Rencontre avec l'acteur de La Prochaine fois je viserai le coeur, ce soir sur France 3.
Guillaume Canet sera en concurrence avec lui-même, ce soir à la télévision, puisque W9 rediffusera Les Petits mouchoirs, sa réalisation à succès de 2010, pendant que France 3 misera sur La prochaine fois je viserai le coeur, où il est terrifiant en "tueur de l'Oise". Nous l'avions rencontré à la sortie du film de Cédric Kahn, en 2014.
La prochaine fois je viserai le coeur semble être un marqueur assez important de ta carrière ? Est-ce qu’on se trompe quand on a l’impression que tu y exprimes une rage en toi que tu avais peut-être contre le cinéma français et la critique ? Le ras-le-bol vient plutôt des rôles qu’on me proposait, j’ai vraiment eu envie de me confronter à des personnages moins lisses, plus torturés… J’ai eu la chance de bosser ces dernières années avec des auteurs, Jacques Maillot, Cedric Kahn, Zulawsky… Ce film, un de ceux dont je suis le plus fier, s’inscrit dans cette continuité.

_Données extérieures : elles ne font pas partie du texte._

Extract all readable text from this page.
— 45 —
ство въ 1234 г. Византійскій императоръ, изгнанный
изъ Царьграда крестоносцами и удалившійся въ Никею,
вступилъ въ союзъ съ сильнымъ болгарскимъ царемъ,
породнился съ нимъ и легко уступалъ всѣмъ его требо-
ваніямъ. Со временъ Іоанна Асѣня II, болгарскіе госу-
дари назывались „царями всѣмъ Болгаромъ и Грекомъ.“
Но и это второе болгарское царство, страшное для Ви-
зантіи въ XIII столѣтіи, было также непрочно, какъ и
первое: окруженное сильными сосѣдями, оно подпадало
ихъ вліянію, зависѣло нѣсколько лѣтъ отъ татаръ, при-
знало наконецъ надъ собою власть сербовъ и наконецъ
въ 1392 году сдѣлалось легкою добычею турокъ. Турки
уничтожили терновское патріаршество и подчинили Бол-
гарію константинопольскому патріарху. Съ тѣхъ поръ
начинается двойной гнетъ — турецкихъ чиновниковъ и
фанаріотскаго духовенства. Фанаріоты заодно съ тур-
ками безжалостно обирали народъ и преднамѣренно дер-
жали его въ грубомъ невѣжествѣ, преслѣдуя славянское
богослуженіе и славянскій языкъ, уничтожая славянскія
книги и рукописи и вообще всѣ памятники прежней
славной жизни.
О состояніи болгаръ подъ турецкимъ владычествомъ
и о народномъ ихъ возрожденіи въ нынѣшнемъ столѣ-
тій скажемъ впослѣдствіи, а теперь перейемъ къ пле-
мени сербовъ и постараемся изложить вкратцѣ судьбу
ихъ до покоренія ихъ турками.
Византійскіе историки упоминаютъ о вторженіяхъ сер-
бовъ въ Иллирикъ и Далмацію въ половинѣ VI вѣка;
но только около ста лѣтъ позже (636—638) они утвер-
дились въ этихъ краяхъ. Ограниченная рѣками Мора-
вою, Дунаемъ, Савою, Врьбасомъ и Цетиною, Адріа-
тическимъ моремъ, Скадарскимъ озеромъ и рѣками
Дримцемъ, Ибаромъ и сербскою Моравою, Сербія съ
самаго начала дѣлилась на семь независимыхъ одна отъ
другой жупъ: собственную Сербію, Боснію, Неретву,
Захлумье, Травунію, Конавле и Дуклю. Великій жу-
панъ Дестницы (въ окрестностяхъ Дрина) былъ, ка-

Mais c’est vrai que l’état dans lequel j’étais m’a servi pour ce personnage. Je n’ai jamais eu de haine contre les critiques ou le système. Après un tournage cauchemardesque, l’échec de Blood Ties, que j’aime beaucoup, a été très dur. Il a suscité très peu d’intérêt - pas seulement de la critique, mais du public qui n’est pas venu – et je ne peux m’en prendre qu’à moi. Ce n’est pas un hasard si dans le film, je suis pétri de frustrations : parce que je suis une personne publique, je devrais courber l’échine, tout accepter, les comportements, les paroles haineuses envers moi et envers ceux qui réussissent… Tout cela s’est cristallisé dans le rôle. J’ai pris beaucoup de plaisir sur ce film, je me suis laissé aller dans le personnage comme rarement, car j’avais une grande confiance en Cédric.
La Prochaine fois je viserai le cœur est à la fois déstabilisant et captivant (critique)
Alain (Attal, le producteur) t’a trouvé touché par une certaine grâce, qu’il attribue à cet état dans lequel tu étais ? Sûrement. Je suis par ailleurs plus torturé et fissuré que certaines personnes ne peuvent le penser et ce genre de personnage le fait ressortir. Ca m’a libéré de pouvoir exprimer tout ça : c’est aussi pour ça qu’il y a tellement de cas sociaux chez les acteurs !
Tu avais un peu désinvesti le terrain de l’acting ? Oui et non : Techiné, Kahn, Jappeloup… Le plaisir de tourner ne m’a jamais quitté. J’ai la chance d’avoir le choix, et la mise en scène prend du temps.
Tu ne crois pas que ça puisse faire peur l’image de l’acteur-réalisateur à succès ? Peut-être, mais je n’ai jamais eu ce comportement-là sur un plateau. Quand je fais l’acteur, je me laisse emmener par le metteur en scène, j’adore être complètement dirigé, une fois que je suis en confiance.
Faire Alain Lamarre qui bute tout le monde ? La coïncidence est troublante de te voir incarner deux tueurs (avec le film de Téchiné) pile à ce moment ? Pure coïncidence…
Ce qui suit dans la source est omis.